Gatekeepers not only decide the condom use policies in the venue, but they are also the crucial agent in the communication of HIV prevention in the venue. Their motivation to engage in HIV prevention for female sex workers is driven by financial interest; maintaining a healthy workforce in the venue is often secondary to the desire to reduce interruption of their business and stay out of legal trouble.

These findings prompted Hong and her fellow researchers to conclude that when designing HIV interventions, it is important to recognize “financial interests of the gatekeepers and design strategies compatible with their needs.” Additionally, they recognize that gatekeepers provide a safe space for women in the sex industry, so it is important to include gatekeepers in the strategies, promoting a trusting relationship between them and the workers.

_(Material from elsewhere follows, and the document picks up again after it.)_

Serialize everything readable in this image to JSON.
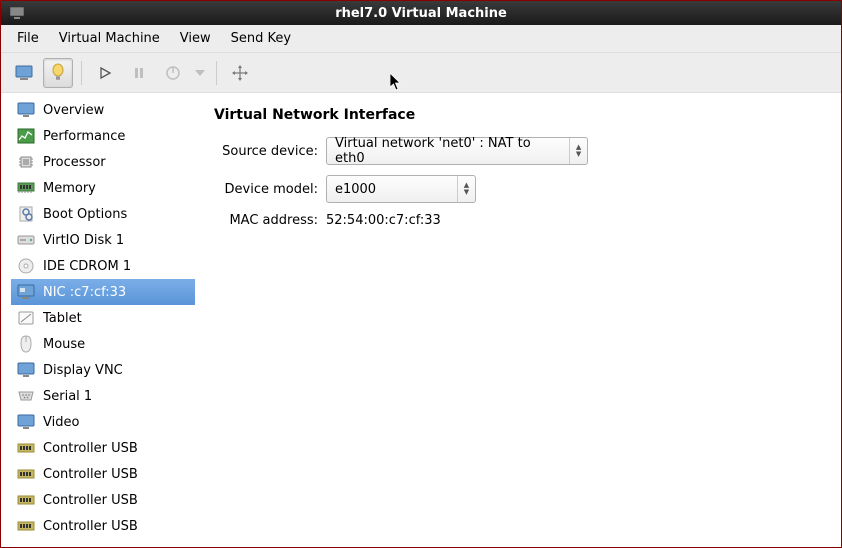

“Working closely with gatekeepers is a promising way to reduce structural health risk factors and promote occupational safety among female sex workers in China,” said Hong.

This study received funding from an NIH Research Grant by the National Institute for Alcohol Abuse and Alcoholism and Research Development Award from Texas A&M University. Additional researchers include Chen Zhang, M.P.H., Vanderbilt University, Nashville, Tennessee; Xiaoming Li, Ph.D., Wayne State University School of Medicine, Detroit, Michigan; Yuejial Zhou, M.D., Guangxi Center for Disease Control and Prevention, Nanning, China; and Weigui Guo, M.D., Beihai Center for Disease Control and Prevention, Beihai, China.